Approaches were made to entice him to Kelso when the Poynder Park club was at its zenith, winning back-to-back Scottish Division One Championships, but he declined, insisting that it was due to work commitments, but most believing he was just from that older brigade of one-club loyalty.
He was passionate about rugby, fiercely English, and at times unnecessarily cheeky, in his support, but with a strong loyalty to Borders rugby – a combination that only ever works in Berwick. In truth, he was a good enough player that had he moved to Kelso astute observers believe that he would have joined the likes of John Jeffrey, Gary Callander and Alan Tait in the Scotland squad, so good were his all-round skills.
He did realise a dream of playing on the famous Murrayfield turf once in a BT Shield Final match for Berwick, losing narrowly 17-11 to Selkirk, in 1998, and took huge delight in seeing the club return in 2004, and this time win it. But work came first for John – had the game been professional then it may have been a very different story.
He graduated from Newcastle University with a First Class Honours in Geography, but would find a role back in his home-town with the Tweeddale Press Group. He started in 1985 and moved swiftly through a few promotions to become manager of the accounts department, and then company secretary, a director at just 30.
He would become a strong, reliable presence at the heart of a major media business during one of the most challenging periods in newspaper history, often seen burning the midnight oil to keep the finances in check, as the Tweeddale Press was bought by Johnston Press and went through several, significant transformations. He was asked to lead the financial operation in Scotland from The Scotsman office in Edinburgh, but remained in Berwick and commuted each day.
He was director of seven different media companies at one stage, and served on the board of the Berwick Preservation Trust for 22 years, helping to guide iconic projects such as the Dewar’s Lane Granary, Quayside Lookout and the Lowry Trail. Latterly, he moved closer to home by joining the Scottish Borders Housing Association, as finance co-ordinator.
John had married Tweeddale Press colleague Karen soon after taking over as director, and they had two children, Daniel and Beth, and though that marriage ended he was to find love again, with Claire, and that produced another gift in the shape of Niamh, blessing him with three children who variously drove him around the bend and made him beam widely with pride. Whether he told them often or not, he told those of us who worked with him of how much they made his life complete.

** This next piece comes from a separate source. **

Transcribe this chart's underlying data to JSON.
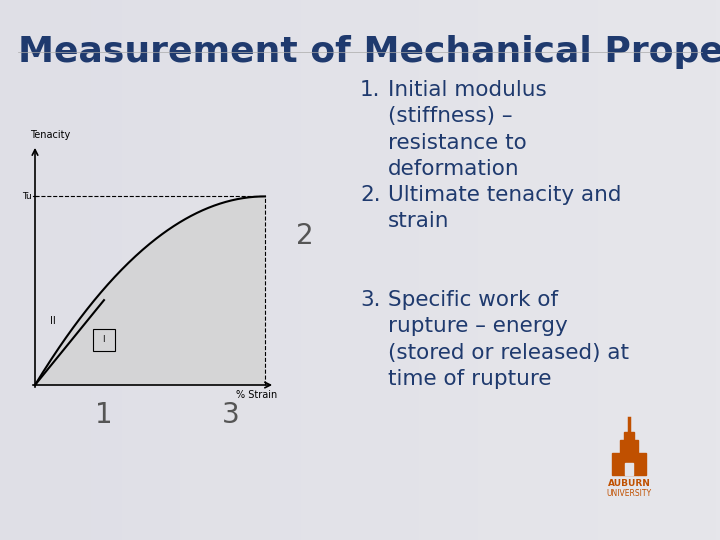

My own first meeting with John sums up the kind of person he was. I had been appointed to my first junior reporter’s position with the Tweeddale Press Group in 1990 and moved into a flat in Berwick. John sought me out early on and said if there was anything I needed to let him know.
One day the twin-tub my gran had given me conked out, leaving a pile of wet washing. I mentioned it as I passed him on the way into work, and he called me in. He told me to go and look at machines in the electrical shop across the road and let him know how much they cost.
I did and returned, and after a short wait in his office he returned with a cheque, told me to go and buy it and that he would take it off my wages at £10 per week. It was a small gesture perhaps, and we never did share that with the Chairman Colonel Smail, but it was a very kind one that helped to give me a confidence about starting out in life in my first job, and my first flat. It’s the kind of thing you don’t forget.
John is the kind of man you don’t forget, for the right reasons. He married his long-time partner Claire in a ceremony at Wansbeck on Saturday 6 January, a final act of love in a life cut tragically short, but which meant everything to him. He is survived by his parents George and Betty, brother Brian, wife Claire, and children in Daniel, Beth and Niamh who are a shining tribute to him, in looks and deed.